きみとなら、雨に濡れたい




静かに襖を開けると、ふわりと線香の香りが通りすぎた。居間として使われている部屋には仏壇が置いてあり、そこに――美憂の遺影があった。

15歳の彼女は笑っていた。

俺の好きだった無邪気な笑顔だ。


葬儀などの記憶がぷつりと消えているせいか、美憂の遺影もこんなに綺麗な写真だっただろうか、とまるで初めて見たような気持ちだった。


「私もずっと避けてたの。でも、手を合わせるなら小暮も一緒にって決めてた」

柴田の言葉に、俺は吸い寄せられるように美憂の元へと近づく。腰を下ろし美憂と向かい合うと、本当に見つめ合えているような気になって、じわりと熱いものが込み上げてくる。


そんな俺を見て、柴田も隣に座った。香炉(こうろ)に線香を立てたあと、りんを二回鳴らす。

そして、柴田と同じタイミングでそっと両手を合わせた。



美憂。今まで来れなくてごめん。

俺は美憂の死から逃げていたんだ。

認めるのが怖かった。


認めたら、本当に二度と手の触れられない人になってしまう気がしてた。

なんとなく、それなりにってあまり感情を揺さぶられることなく生きてきた俺に、美憂はひとつひとつの感情をくれた。

一緒に笑い合うこと、一緒に怒ること、一緒に泣くこと、全部美憂とだからできたと思ってる。


今でも不思議だよ。

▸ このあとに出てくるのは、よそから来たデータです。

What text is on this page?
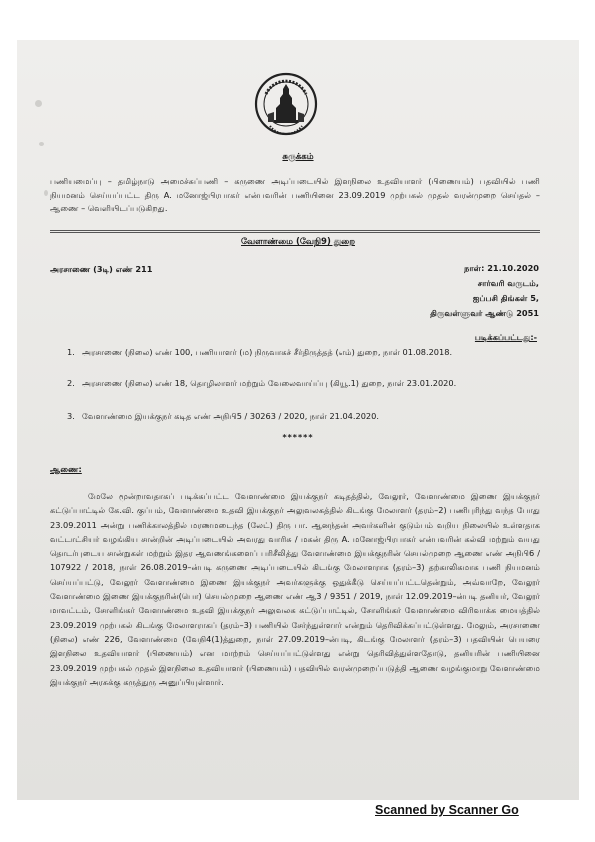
சுருக்கம்
பணியமைப்பு – தமிழ்நாடு அமைச்சுப்பணி – கருணை அடிப்படையில் இளநிலை உதவியாளர் (பிணையம்) பதவியில் பணி நியமனம் செய்யப்பட்ட திரு A. மனோஜ்பிரபாகர் என்பவரின் பணியினை 23.09.2019 முற்பகல் முதல் வரன்முறை செய்தல் – ஆணை – வெளியிடப்படுகிறது.
வேளாண்மை (வேநி9) துறை
அரசாணை (3டி) எண் 211	நாள்: 21.10.2020
சார்வரி வருடம்,
ஐப்பசி திங்கள் 5,
திருவள்ளுவர் ஆண்டு 2051
படிக்கப்பட்டது:-
1. அரசாணை (நிலை) எண் 100, பணியாளர் (ம) நிருவாகச் சீர்திருத்தத் (எம்) துறை, நாள் 01.08.2018.
2. அரசாணை (நிலை) எண் 18, தொழிலாளர் மற்றும் வேலைவாய்ப்பு (கியூ.1) துறை, நாள் 23.01.2020.
3. வேளாண்மை இயக்குநர் கடித எண் அநிபி5 / 30263 / 2020, நாள் 21.04.2020.
******
ஆணை:
மேலே மூன்றாவதாகப் படிக்கப்பட்ட வேளாண்மை இயக்குநர் கடிதத்தில், வேலூர், வேளாண்மை இணை இயக்குநர் கட்டுப்பாட்டில் கே.வி. குப்பம், வேளாண்மை உதவி இயக்குநர் அலுவலகத்தில் கிடங்கு மேலாளர் (தரம்–2) பணிபுரிந்து வந்த போது 23.09.2011 அன்று பணிக்காலத்தில் மரணமடைந்த (லேட்) திரு பா. ஆனந்தன் அவர்களின் குடும்பம் வறிய நிலையில் உள்ளதாக வட்டாட்சியர் வழங்கிய சான்றின் அடிப்படையில் அவரது வாரிசு / மகன் திரு A. மனோஜ்பிரபாகர் என்பவரின் கல்வி மற்றும் வயது தொடர்புடைய சான்றுகள் மற்றும் இதர ஆவணங்களைப் பரிசீலித்து வேளாண்மை இயக்குநரின் செயல்முறை ஆணை எண் அநிபி6 / 107922 / 2018, நாள் 26.08.2019–ன்படி கருணை அடிப்படையில் கிடங்கு மேலாளராக (தரம்–3) தற்காலிகமாக பணி நியமனம் செய்யப்பட்டு, வேலூர் வேளாண்மை இணை இயக்குநர் அவர்களுக்கு ஒதுக்கீடு செய்யப்பட்டதென்றும், அவ்வாறே, வேலூர் வேளாண்மை இணை இயக்குநரின்(பொ) செயல்முறை ஆணை எண் ஆ3 / 9351 / 2019, நாள் 12.09.2019–ன்படி தனியர், வேலூர் மாவட்டம், சோளிங்கர் வேளாண்மை உதவி இயக்குநர் அலுவலக கட்டுப்பாட்டில், சோளிங்கர் வேளாண்மை விரிவாக்க மையத்தில் 23.09.2019 முற்பகல் கிடங்கு மேலாளராகப் (தரம்–3) பணியில் சேர்ந்துள்ளார் என்றும் தெரிவிக்கப்பட்டுள்ளது. மேலும், அரசாணை (நிலை) எண் 226, வேளாண்மை (வேநி4(1)த்துறை, நாள் 27.09.2019–ன்படி, கிடங்கு மேலாளர் (தரம்–3) பதவியின் பெயரை இளநிலை உதவியாளர் (பிணையம்) என மாற்றம் செய்யப்பட்டுள்ளது என்று தெரிவித்துள்ளதோடு, தனியரின் பணியினை 23.09.2019 முற்பகல் முதல் இளநிலை உதவியாளர் (பிணையம்) பதவியில் வரன்முறைப்படுத்தி ஆணை வழங்குமாறு வேளாண்மை இயக்குநர் அரசுக்கு கருத்துரு அனுப்பியுள்ளார்.
Scanned by Scanner Go
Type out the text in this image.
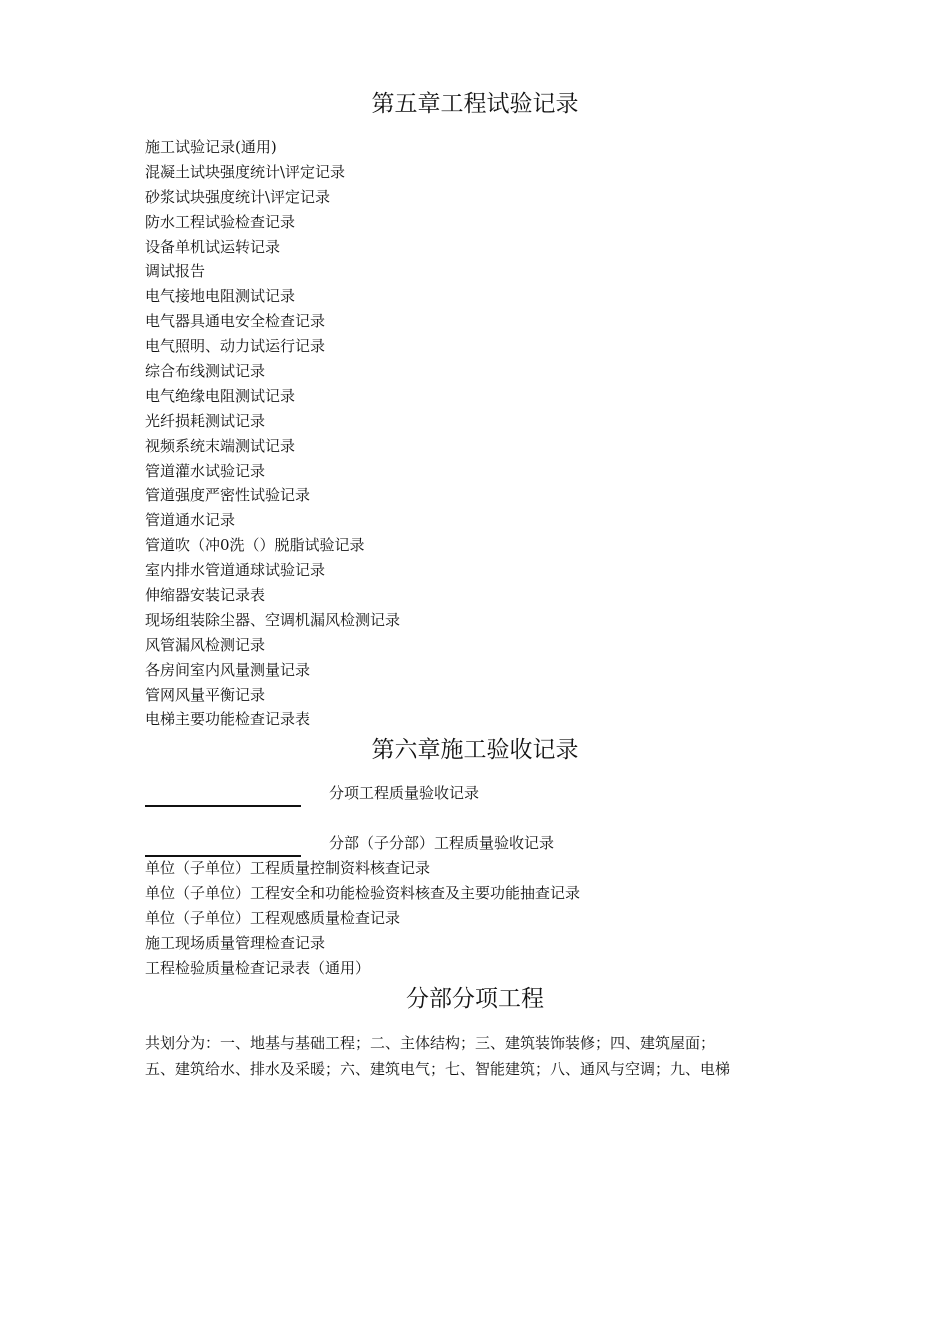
第五章工程试验记录
施工试验记录(通用)
混凝土试块强度统计\评定记录
砂浆试块强度统计\评定记录
防水工程试验检查记录
设备单机试运转记录
调试报告
电气接地电阻测试记录
电气器具通电安全检查记录
电气照明、动力试运行记录
综合布线测试记录
电气绝缘电阻测试记录
光纤损耗测试记录
视频系统末端测试记录
管道灌水试验记录
管道强度严密性试验记录
管道通水记录
管道吹（冲0洗（）脱脂试验记录
室内排水管道通球试验记录
伸缩器安装记录表
现场组装除尘器、空调机漏风检测记录
风管漏风检测记录
各房间室内风量测量记录
管网风量平衡记录
电梯主要功能检查记录表
第六章施工验收记录
分项工程质量验收记录
分部（子分部）工程质量验收记录
单位（子单位）工程质量控制资料核查记录
单位（子单位）工程安全和功能检验资料核查及主要功能抽查记录
单位（子单位）工程观感质量检查记录
施工现场质量管理检查记录
工程检验质量检查记录表（通用）
分部分项工程

共划分为：一、地基与基础工程；二、主体结构；三、建筑装饰装修；四、建筑屋面；

五、建筑给水、排水及采暖；六、建筑电气；七、智能建筑；八、通风与空调；九、电梯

どうして美憂は俺を選んでくれたんだろうって。


美憂をこんなに早く連れていった神様を何度も恨んだけれど、美憂と出逢えたこと、俺の彼女になってくれたこと。

ふたりきりのかけがえのない時間を過ごさせてくれたことは、感謝してる。

俺は今、ちゃんと胸を張って生きているだろうか。

きみに、心配されていないだろうか。


美憂。美憂。まだこんなにも名前を呼んでしまうよ。